The research has been evaluated against: (1) real-world sensor data-sets; (2) open-source toolbox.
Introduction and Background:
Types of anomalies: (1) point / content anomalies; (2) context anomalies; (3) collective anomalies.
Types of algorithms to detect anomalies: (1) unsupervised; (2) supervised; (3) semi-supervised.
The normal ways to handle contextual anomaly applications: (1) transformed into a point anomaly problem, apply separate point anomaly detection techniques to the same data-set, within different contexts, however it's necessary to define the contexts of normal and anomalous records prior; (2) utilize the existing structure within the records to detect anomalies using all the data concurrently, however it requires a higher computational complexity.
Many previous anomaly detection algorithms in the sensor domain focus on using the sequential information of the reading to predict a possible value and then compare this value to the actual reading; Little work has been performed in providing context-aware anomaly detection algorithms; Some people has proposed different work or discussed from different aspects, eg. attribute graph, neural networks.
Research design and methodology:
Illustrates the process of the technique from a component-level:
Algorithm: Contextual Anomaly Detection
content = UnivariateGaussianPredictor(SensorValur)
if IsAnomalous(content) || IsRandomContextCheck(content) then
profile = GetSensorProfile(SensorValue);
context = MultivariateGaussianPredictor(SensorValue, profile);
if IsAnomalous(context) then
return Anomaly = true;
return Anomaly = false;
return Alomaly = false;
Overview of the algorithm:
Primary reason for creating a separating concerns between content and context: (1) scalability; (2) a sensor may be acting non-anomalous within its own history of values, but not when viewed with sensors with similar context.
The concept of sensor profile: contextually aware representation of the sensor, as a subset of its attributes.
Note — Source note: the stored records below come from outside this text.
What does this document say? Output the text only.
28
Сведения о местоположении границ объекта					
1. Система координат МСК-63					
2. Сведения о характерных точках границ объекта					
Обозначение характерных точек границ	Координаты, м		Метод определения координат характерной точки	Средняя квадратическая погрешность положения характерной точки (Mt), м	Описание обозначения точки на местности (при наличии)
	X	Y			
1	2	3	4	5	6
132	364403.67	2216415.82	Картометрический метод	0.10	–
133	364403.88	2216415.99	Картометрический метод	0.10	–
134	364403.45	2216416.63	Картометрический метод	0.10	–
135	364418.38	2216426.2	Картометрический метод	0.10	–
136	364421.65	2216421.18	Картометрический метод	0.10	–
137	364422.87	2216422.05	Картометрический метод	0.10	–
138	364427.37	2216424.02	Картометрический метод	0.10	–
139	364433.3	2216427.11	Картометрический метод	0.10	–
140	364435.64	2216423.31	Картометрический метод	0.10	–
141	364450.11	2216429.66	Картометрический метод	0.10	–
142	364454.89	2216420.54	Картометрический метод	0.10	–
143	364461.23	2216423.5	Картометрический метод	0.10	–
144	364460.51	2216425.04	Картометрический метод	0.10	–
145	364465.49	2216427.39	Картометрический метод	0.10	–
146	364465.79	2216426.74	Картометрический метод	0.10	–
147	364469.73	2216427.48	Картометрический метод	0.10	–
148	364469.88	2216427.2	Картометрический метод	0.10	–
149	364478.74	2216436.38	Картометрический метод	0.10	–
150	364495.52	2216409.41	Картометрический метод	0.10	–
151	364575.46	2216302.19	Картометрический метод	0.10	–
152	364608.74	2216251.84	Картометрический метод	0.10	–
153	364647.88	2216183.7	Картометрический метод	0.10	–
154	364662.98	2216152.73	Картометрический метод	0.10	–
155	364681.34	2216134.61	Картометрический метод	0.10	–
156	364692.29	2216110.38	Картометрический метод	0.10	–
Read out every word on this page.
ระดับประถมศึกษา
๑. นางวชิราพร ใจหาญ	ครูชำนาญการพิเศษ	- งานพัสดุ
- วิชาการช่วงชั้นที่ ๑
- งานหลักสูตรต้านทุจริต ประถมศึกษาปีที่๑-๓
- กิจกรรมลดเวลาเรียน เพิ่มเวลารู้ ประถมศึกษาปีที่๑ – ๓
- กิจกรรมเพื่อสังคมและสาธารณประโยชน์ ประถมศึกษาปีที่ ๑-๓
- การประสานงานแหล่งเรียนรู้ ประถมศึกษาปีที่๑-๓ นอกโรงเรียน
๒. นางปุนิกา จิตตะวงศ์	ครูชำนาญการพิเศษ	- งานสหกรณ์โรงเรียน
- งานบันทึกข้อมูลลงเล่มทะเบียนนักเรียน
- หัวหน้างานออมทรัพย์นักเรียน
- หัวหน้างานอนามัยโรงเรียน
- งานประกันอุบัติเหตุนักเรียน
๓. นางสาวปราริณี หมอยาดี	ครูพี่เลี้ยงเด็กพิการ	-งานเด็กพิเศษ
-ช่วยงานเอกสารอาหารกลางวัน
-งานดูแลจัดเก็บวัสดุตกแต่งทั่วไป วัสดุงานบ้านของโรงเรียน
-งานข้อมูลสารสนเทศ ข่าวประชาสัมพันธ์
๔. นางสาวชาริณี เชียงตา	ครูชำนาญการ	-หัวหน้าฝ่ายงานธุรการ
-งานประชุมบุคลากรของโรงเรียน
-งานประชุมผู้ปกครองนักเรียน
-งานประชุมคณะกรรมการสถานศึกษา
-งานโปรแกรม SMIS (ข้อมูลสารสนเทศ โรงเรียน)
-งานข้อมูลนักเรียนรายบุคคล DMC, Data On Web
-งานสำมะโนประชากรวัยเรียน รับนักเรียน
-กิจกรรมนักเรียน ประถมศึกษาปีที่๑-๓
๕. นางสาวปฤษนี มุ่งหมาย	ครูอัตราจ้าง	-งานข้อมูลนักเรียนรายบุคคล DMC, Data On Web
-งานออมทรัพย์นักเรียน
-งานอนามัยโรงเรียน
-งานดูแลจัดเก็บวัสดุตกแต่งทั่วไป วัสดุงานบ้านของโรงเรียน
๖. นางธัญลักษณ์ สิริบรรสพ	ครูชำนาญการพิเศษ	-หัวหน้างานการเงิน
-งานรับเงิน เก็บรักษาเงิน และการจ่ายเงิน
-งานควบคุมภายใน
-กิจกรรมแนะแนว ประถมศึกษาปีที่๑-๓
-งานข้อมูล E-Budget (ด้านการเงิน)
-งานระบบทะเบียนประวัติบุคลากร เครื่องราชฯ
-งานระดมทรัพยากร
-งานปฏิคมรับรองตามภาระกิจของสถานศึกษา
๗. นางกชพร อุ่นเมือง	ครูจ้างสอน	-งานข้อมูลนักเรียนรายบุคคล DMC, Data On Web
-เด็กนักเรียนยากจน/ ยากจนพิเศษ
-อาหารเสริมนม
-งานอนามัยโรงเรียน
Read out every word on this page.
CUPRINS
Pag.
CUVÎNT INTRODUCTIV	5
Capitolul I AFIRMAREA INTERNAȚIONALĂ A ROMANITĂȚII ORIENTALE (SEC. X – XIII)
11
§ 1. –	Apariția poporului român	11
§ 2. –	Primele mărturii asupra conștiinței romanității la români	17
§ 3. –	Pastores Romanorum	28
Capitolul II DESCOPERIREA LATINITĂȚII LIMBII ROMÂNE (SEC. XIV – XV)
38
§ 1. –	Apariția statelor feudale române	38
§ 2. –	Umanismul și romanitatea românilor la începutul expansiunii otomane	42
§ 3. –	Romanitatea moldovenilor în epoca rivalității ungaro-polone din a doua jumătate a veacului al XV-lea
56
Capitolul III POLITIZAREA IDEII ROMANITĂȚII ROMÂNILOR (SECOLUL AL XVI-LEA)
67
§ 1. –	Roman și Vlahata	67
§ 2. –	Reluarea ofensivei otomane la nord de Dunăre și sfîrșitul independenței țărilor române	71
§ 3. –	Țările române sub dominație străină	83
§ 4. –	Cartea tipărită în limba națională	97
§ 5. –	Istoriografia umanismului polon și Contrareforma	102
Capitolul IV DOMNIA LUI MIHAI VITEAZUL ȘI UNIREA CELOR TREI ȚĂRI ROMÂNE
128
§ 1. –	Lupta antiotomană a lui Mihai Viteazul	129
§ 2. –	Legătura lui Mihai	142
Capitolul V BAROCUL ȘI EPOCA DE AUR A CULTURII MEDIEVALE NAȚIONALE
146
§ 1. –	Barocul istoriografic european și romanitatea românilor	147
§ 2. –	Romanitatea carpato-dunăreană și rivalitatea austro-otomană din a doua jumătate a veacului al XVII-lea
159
And it is defined using a multivariate clustering algorithm.
Result and evaluation:
The evaluation of the framework was performed using three sets of data: (1) a set of HVAC electricity sensors; (2) a set of temperature sensors; (3) a set for a traffic system in California; And there is a positive result after the cross-validation using real-world data and comparing with open-source toolbox;
Future work to explore:
(1) wide data-sets; (2) Implement the framework within a working business environment that is streaming live data to the central repository; (3) exploited the anomalous information; (4) the proposed modules can be modified and updated with other types of algorithms; (5) additional modules could be added to the framework itself.